Actualidad Peru

Gender Equality Policy to tackle the causes and effects of discrimination against women

Supreme Decree 008-2019-MIMP

On 4 April the Peruvian government’s Women & Vulnerable Population Groups Ministry (MIMP)  published its National Gender Equality Policy to tackle the causes and effects of structural discrimination against women, in compliance with the Peruvian state’s international obligations on human rights, state policies set out in the National Agreement, the Strategic National Development Plan and the Peru Prepares for 2030 Plan.

The policy comes into force immediately and is mandatory for all bodies in the public administration, with oversight and evaluation being the responsibility of the MIMP, the ministry leading it. There will be 6-monthly and annual assessments that will contain the information provided by all the ministries responsible for providing the services stipulated in the policy and by the National Statistics & IT Institute (INEI). The Executive is expected to approve the Multisectoral Strategic Gender Equality Plan within ninety days following publication of the policy, which will provide substantial input for policy implementation.

Structural discrimination

The policy defines structural discrimination as the “set of practices reproduced by sociocultural patterns inbuilt in people, institutions and society in general. This discrimination is expressed through exclusive practices and narratives that are given credence by the established social order, where men and women inter-relate at social, political, economic and ethical levels. Thus it is also evident in the opportunities for development and for achieving life plans that differ due to the biological reality of being men or women.”

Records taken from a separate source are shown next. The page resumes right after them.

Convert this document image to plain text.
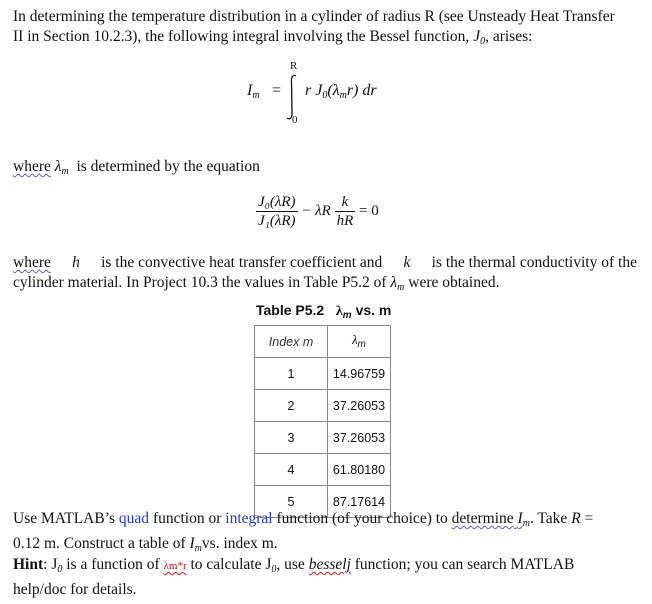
In determining the temperature distribution in a cylinder of radius R (see Unsteady Heat Transfer
II in Section 10.2.3), the following integral involving the Bessel function, $J_0$, arises:
$I_m$ =
R
0
r $J_0(\lambda_mr)$ dr
where $\lambda_m$ is determined by the equation
$\frac{\text{J₀(λR)}}{\text{J₁(λR)}} - \lambda R \frac{k}{hR} = 0$
where h is the convective heat transfer coefficient and k is the thermal conductivity of the
cylinder material. In Project 10.3 the values in Table P5.2 of $\lambda_m$ were obtained.
Table P5.2 $\lambda_m$ vs. m
Index m	$\lambda_m$
1	14.96759
2	37.26053
3	37.26053
4	61.80180
5	87.17614
Use MATLAB’s quad function or integral function (of your choice) to determine $I_m$. Take R =
0.12 m. Construct a table of $I_mvs$. index m.
Hint: $J_0$ is a function of λm*r to calculate $J_0$, use besselj function; you can search MATLAB
help/doc for details.
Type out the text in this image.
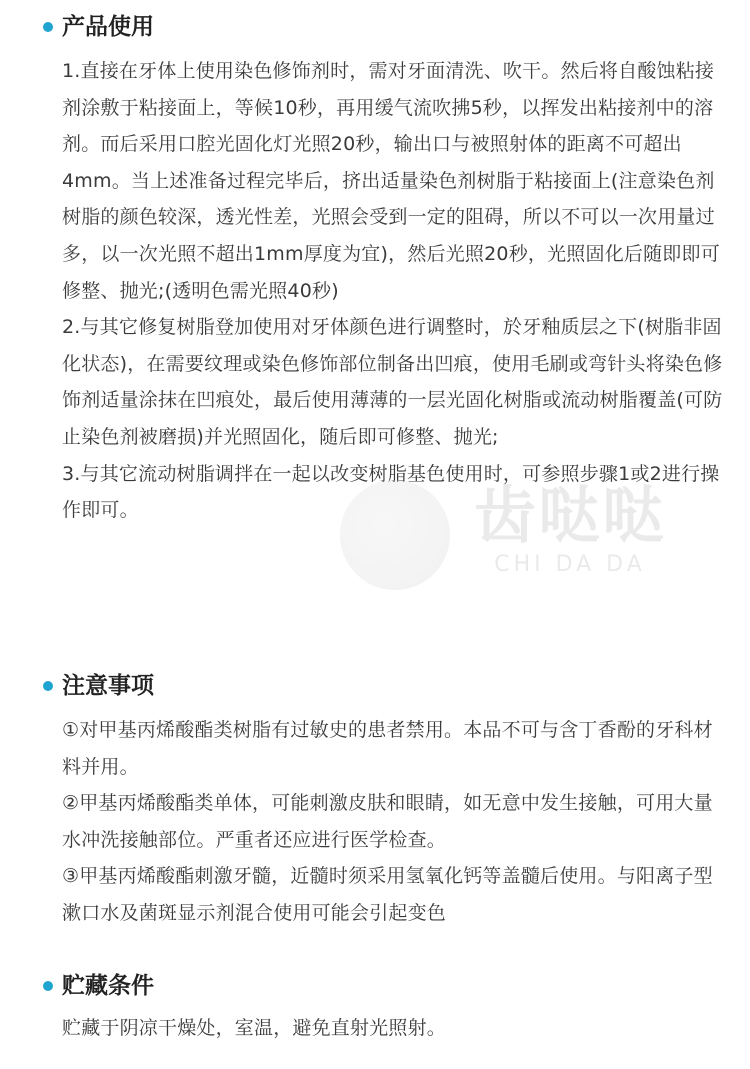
产品使用

1.直接在牙体上使用染色修饰剂时，需对牙面清洗、吹干。然后将自酸蚀粘接剂涂敷于粘接面上，等候10秒，再用缓气流吹拂5秒，以挥发出粘接剂中的溶剂。而后采用口腔光固化灯光照20秒，输出口与被照射体的距离不可超出4mm。当上述准备过程完毕后，挤出适量染色剂树脂于粘接面上(注意染色剂树脂的颜色较深，透光性差，光照会受到一定的阻碍，所以不可以一次用量过多，以一次光照不超出1mm厚度为宜)，然后光照20秒，光照固化后随即即可修整、抛光;(透明色需光照40秒)

2.与其它修复树脂登加使用对牙体颜色进行调整时，於牙釉质层之下(树脂非固化状态)，在需要纹理或染色修饰部位制备出凹痕，使用毛刷或弯针头将染色修饰剂适量涂抹在凹痕处，最后使用薄薄的一层光固化树脂或流动树脂覆盖(可防止染色剂被磨损)并光照固化，随后即可修整、抛光;

3.与其它流动树脂调拌在一起以改变树脂基色使用时，可参照步骤1或2进行操作即可。	齿哒哒
CHI DA DA
注意事项

①对甲基丙烯酸酯类树脂有过敏史的患者禁用。本品不可与含丁香酚的牙科材料并用。

②甲基丙烯酸酯类单体，可能刺激皮肤和眼睛，如无意中发生接触，可用大量水冲洗接触部位。严重者还应进行医学检查。

③甲基丙烯酸酯刺激牙髓，近髓时须采用氢氧化钙等盖髓后使用。与阳离子型漱口水及菌斑显示剂混合使用可能会引起变色

贮藏条件

贮藏于阴凉干燥处，室温，避免直射光照射。
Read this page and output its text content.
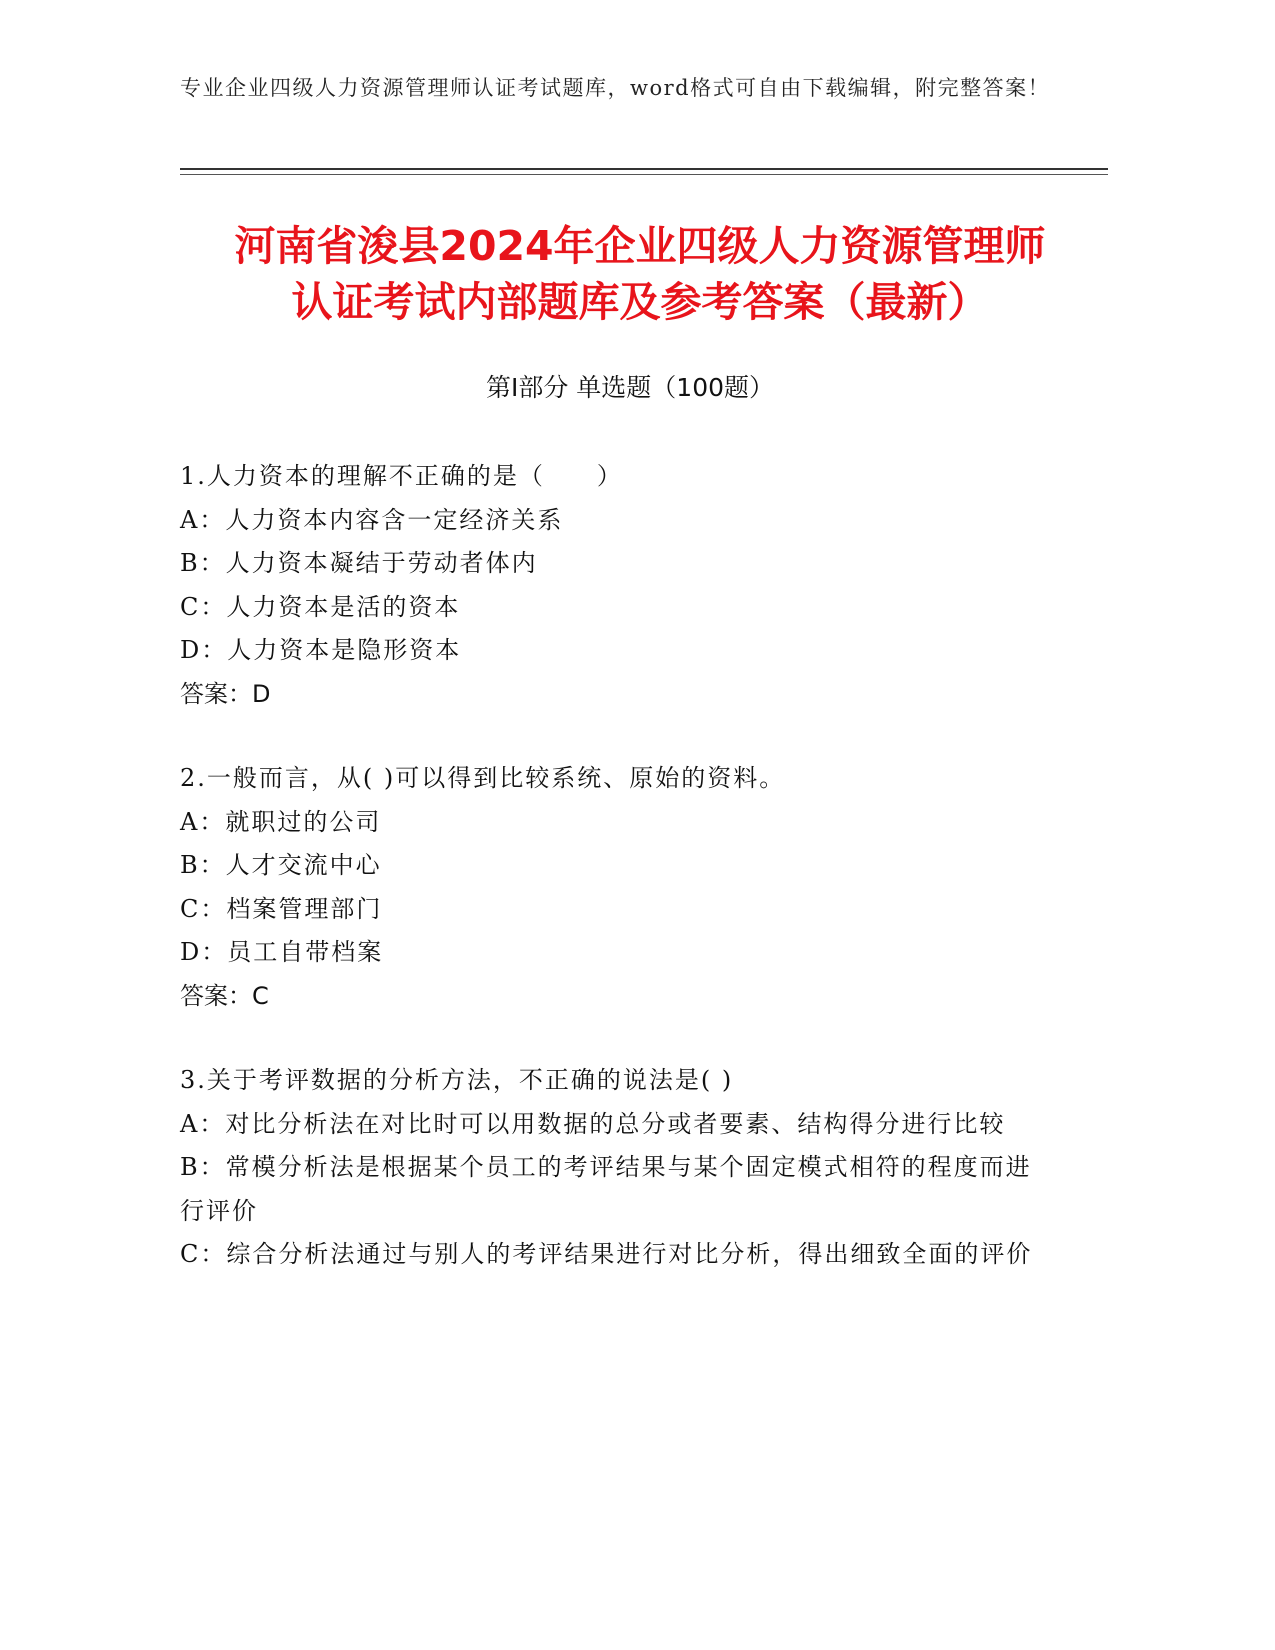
专业企业四级人力资源管理师认证考试题库，word格式可自由下载编辑，附完整答案！
河南省浚县2024年企业四级人力资源管理师
认证考试内部题库及参考答案（最新）
第Ⅰ部分 单选题（100题）
1.人力资本的理解不正确的是（　　）
A：人力资本内容含一定经济关系
B：人力资本凝结于劳动者体内
C：人力资本是活的资本
D：人力资本是隐形资本
答案：D
2.一般而言，从( )可以得到比较系统、原始的资料。
A：就职过的公司
B：人才交流中心
C：档案管理部门
D：员工自带档案
答案：C
3.关于考评数据的分析方法，不正确的说法是( )
A：对比分析法在对比时可以用数据的总分或者要素、结构得分进行比较
B：常模分析法是根据某个员工的考评结果与某个固定模式相符的程度而进行评价
C：综合分析法通过与别人的考评结果进行对比分析，得出细致全面的评价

The policy’s strategic goals

The policy has the following strategic goals in order to eliminate structural discrimination:

  • Reduce violence against women
  • Guarantee the exercise of women’s sexual and reproductive health rights
  • Guarantee the access of and participation by women in decision-making
  • Guarantee the exercise of women’s economic and social rights
  • Reduce the institutional barriers that stand in the way of equality in the public and private spheres between women and men
  • Reduce the prevalence of discriminatory sociocultural patterns in the population

Note that each goal develops its specific indicators and guidelines for state intervention, determining in each case those responsible.

Policy Indicators

Lastly, the policy establishes the future scenario it hopes to reach, consisting of reduced structural discrimination affecting women, setting the following targets:

  • The reduction to 36.8% of tolerance in society of violence against women;
  • The incorporation of the gender approach in the institutional management of 100% of ministries
  • The reduction to 2.4% of the proportion of women who have been victims of physical and/sexual violence from their partner, in the previous 12 months;
  • A 40% increase of women in Congress, and a 20% increase in female mayors; and,
  • The increase of the rate of income equality between women and men to 86.8%.